The construction of the shelves is pretty basic. Each level of shelving consist of four vertical shelves attached to the wall with screws on studs. I mapped everything out on the wall in pencil before assembling, this gave me a guide to follow and helped to ensure I was staying plumb, level and square. I would lay the shelf on top of the posts or beams, I dunno what the correct terminology is, and then I would attach it using 3″ wood screws (drilling a pilot hole of course to prevent cracking). On top of that I would attach the next level of vertical posts sandwiching the shelf between the upper and lower posts. Does that make any sense? Hopefully this visuals will help fill in, where I can’t explain. I sucked at technical writing in high school.
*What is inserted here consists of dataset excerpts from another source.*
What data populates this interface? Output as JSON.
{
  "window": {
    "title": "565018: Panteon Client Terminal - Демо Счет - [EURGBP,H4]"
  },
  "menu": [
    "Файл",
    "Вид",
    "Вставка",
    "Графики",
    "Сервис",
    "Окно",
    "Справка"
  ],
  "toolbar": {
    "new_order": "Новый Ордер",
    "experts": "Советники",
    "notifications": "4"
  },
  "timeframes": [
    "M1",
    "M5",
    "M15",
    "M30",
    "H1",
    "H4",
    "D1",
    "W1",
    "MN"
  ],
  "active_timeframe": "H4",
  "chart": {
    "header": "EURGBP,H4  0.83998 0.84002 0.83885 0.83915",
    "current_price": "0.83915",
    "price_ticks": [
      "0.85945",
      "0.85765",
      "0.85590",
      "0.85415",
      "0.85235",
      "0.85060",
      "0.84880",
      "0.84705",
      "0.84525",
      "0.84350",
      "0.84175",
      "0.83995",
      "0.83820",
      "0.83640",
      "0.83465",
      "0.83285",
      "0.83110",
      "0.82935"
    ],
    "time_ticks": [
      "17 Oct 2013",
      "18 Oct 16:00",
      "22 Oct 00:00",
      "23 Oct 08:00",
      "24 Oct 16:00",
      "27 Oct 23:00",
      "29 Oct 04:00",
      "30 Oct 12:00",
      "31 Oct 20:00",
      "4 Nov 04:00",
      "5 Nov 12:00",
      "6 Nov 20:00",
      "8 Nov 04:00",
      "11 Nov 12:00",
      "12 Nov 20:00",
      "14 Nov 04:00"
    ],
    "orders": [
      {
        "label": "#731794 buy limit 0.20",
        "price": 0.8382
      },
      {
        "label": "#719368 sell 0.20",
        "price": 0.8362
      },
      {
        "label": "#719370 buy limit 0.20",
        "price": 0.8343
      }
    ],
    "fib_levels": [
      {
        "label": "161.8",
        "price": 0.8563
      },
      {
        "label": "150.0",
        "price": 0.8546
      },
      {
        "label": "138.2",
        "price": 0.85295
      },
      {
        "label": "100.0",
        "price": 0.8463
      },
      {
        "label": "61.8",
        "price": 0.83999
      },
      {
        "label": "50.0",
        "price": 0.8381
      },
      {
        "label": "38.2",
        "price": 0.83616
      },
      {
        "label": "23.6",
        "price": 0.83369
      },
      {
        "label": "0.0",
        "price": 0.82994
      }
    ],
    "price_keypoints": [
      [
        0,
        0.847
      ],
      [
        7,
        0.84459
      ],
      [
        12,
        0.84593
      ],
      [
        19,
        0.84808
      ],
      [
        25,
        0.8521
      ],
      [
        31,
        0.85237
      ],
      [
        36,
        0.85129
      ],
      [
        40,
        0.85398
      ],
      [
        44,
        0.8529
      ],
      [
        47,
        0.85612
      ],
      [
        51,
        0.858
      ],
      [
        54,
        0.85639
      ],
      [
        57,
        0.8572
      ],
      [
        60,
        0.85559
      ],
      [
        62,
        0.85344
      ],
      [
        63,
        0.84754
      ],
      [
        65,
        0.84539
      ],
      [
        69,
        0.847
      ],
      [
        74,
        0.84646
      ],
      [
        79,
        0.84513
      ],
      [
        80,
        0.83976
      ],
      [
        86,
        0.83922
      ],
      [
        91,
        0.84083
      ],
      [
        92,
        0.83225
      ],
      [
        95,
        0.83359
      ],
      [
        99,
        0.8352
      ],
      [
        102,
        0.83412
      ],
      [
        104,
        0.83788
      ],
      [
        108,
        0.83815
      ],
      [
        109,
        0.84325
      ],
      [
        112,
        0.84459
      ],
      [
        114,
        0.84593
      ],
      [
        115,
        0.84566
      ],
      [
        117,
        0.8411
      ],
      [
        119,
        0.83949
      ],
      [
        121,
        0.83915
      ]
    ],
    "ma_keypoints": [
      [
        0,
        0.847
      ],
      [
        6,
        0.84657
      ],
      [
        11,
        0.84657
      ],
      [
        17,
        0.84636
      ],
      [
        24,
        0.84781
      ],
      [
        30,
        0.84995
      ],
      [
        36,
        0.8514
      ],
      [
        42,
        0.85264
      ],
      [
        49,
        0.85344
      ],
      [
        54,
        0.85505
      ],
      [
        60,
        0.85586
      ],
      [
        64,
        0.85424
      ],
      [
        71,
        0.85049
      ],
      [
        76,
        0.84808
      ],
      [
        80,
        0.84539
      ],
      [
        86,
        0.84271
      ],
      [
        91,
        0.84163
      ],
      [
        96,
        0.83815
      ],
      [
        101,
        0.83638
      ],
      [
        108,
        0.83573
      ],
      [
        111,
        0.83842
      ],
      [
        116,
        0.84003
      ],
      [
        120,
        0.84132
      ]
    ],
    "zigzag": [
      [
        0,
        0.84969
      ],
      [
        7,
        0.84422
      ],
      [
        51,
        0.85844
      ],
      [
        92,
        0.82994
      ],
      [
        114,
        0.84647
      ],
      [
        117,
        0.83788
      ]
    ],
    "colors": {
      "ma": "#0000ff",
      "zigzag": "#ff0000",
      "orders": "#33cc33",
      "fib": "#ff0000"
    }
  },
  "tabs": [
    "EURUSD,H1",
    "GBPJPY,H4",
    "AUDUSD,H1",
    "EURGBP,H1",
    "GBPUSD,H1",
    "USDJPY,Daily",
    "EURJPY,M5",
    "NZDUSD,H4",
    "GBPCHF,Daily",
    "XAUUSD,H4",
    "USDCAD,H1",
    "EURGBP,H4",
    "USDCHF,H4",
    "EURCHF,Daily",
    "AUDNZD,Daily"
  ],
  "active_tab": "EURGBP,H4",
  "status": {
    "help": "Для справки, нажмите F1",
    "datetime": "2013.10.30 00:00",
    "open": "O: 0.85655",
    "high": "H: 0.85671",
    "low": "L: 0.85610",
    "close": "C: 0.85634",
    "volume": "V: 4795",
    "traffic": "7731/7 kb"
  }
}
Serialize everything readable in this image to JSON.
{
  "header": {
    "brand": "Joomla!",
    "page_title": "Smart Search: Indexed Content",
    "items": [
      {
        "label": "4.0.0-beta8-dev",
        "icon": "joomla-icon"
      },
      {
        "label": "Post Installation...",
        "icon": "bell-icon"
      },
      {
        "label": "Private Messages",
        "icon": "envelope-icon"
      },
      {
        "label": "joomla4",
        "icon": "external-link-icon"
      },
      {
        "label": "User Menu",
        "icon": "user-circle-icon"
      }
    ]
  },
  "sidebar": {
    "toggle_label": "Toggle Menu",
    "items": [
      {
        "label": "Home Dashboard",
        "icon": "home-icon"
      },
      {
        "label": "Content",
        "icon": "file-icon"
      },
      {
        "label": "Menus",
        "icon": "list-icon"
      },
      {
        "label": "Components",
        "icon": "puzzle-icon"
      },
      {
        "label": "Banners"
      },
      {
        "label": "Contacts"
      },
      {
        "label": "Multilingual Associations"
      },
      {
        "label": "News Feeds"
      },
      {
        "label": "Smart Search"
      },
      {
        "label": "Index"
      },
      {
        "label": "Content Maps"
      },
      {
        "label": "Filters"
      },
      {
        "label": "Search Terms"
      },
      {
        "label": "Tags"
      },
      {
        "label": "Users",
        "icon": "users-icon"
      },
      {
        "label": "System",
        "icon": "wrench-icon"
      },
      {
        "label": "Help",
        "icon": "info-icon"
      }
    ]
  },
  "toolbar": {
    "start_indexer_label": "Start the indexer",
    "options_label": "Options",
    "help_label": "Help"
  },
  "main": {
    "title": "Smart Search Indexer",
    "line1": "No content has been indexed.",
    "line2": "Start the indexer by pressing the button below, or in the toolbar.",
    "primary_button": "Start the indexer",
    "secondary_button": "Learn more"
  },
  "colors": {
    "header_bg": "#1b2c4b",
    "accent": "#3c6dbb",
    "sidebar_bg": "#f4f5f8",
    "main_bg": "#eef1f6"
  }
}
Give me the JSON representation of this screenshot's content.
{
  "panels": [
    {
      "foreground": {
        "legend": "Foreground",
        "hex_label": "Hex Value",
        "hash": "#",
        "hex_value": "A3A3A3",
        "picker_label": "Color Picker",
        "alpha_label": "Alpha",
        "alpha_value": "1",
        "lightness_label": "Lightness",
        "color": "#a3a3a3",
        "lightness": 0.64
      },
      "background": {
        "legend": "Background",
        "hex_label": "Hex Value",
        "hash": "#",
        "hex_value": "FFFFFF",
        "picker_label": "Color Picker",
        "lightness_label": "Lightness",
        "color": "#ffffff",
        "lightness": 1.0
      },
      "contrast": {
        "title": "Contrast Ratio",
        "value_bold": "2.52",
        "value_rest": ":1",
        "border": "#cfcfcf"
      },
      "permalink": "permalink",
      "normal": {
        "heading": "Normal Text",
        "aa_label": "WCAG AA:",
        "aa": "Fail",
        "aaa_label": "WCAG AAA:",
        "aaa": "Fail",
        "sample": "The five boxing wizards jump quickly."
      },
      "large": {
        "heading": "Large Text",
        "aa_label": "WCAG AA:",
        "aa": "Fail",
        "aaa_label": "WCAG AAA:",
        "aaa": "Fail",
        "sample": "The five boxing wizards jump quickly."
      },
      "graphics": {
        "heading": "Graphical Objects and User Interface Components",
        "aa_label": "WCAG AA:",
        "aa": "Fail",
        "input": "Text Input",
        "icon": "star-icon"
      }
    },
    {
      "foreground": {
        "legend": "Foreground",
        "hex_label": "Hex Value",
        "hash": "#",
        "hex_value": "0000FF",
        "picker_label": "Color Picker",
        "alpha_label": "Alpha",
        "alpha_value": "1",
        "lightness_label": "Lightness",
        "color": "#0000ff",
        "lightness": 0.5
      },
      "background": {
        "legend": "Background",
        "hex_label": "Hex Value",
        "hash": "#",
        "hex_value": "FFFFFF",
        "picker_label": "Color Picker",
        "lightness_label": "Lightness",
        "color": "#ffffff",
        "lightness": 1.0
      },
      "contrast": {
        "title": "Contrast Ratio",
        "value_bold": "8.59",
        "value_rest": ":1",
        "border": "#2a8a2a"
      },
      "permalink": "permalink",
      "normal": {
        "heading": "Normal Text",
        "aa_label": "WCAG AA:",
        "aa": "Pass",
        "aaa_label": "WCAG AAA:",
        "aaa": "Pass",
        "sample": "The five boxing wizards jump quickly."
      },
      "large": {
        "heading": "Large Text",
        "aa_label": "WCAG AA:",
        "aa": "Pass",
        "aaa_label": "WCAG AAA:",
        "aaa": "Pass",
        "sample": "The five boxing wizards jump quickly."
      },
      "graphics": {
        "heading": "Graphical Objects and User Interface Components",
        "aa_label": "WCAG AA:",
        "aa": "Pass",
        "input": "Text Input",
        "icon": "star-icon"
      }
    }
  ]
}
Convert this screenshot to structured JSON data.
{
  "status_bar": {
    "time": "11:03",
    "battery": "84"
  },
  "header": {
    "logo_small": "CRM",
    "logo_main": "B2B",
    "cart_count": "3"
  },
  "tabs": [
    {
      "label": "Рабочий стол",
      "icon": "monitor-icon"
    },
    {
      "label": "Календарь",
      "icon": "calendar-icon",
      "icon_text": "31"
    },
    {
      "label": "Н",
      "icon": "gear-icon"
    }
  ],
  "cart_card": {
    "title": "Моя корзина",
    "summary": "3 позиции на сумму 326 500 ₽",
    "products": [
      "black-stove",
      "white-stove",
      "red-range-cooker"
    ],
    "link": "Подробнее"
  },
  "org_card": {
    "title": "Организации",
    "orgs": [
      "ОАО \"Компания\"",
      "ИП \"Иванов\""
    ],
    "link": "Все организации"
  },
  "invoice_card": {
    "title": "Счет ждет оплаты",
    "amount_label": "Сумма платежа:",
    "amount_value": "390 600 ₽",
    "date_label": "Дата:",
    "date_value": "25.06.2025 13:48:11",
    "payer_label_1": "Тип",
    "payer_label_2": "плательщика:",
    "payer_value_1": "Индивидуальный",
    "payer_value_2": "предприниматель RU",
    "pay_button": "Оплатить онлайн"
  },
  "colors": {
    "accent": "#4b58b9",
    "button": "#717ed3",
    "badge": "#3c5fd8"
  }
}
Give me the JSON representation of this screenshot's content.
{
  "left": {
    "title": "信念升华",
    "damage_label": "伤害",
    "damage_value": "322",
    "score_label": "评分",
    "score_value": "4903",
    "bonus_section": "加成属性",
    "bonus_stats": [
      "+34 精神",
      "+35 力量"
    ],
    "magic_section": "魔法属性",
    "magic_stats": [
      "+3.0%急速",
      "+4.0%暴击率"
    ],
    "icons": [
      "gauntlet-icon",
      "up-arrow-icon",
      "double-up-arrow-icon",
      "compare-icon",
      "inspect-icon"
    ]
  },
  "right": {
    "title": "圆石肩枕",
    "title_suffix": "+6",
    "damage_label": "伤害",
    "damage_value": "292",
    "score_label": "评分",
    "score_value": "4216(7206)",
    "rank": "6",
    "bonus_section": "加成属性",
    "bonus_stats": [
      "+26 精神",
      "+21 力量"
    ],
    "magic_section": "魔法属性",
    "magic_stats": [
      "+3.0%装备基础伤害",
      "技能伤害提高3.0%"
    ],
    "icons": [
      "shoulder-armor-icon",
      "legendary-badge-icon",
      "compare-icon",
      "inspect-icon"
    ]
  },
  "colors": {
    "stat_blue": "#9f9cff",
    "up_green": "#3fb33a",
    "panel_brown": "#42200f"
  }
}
Like I mentioned in a post from last week, I wanted to go monochromatic in my shelf styling. I turned the spines of a lot of the books around so they butted up against the wall showing their yellowing aging pages. Part of my design included leaving the top two shelves for paper backs. I had envisioned these shelves full of books sitting vertically, all perfectly tucked in tight. The middle shelves were meant to showcase artwork and small vignettes of vessels, plants and horizontal larger books. The bottom shelves are slightly larger in height then the top shelves allowing for our larger hardcover and paperback books. Plans man, they work!
I included a framed photo made by my pal Aaron Anderson and a print made in college by my bff Matt Scharenbroich. Last weekend I grabbed this amazing photo from Courtney Reints at the MCAD art sale (represent!) and behind it I tucked in my 45 Wall Design inspirational tiny poster, also back there is our family crest, also lovingly made by Aaron Anderson.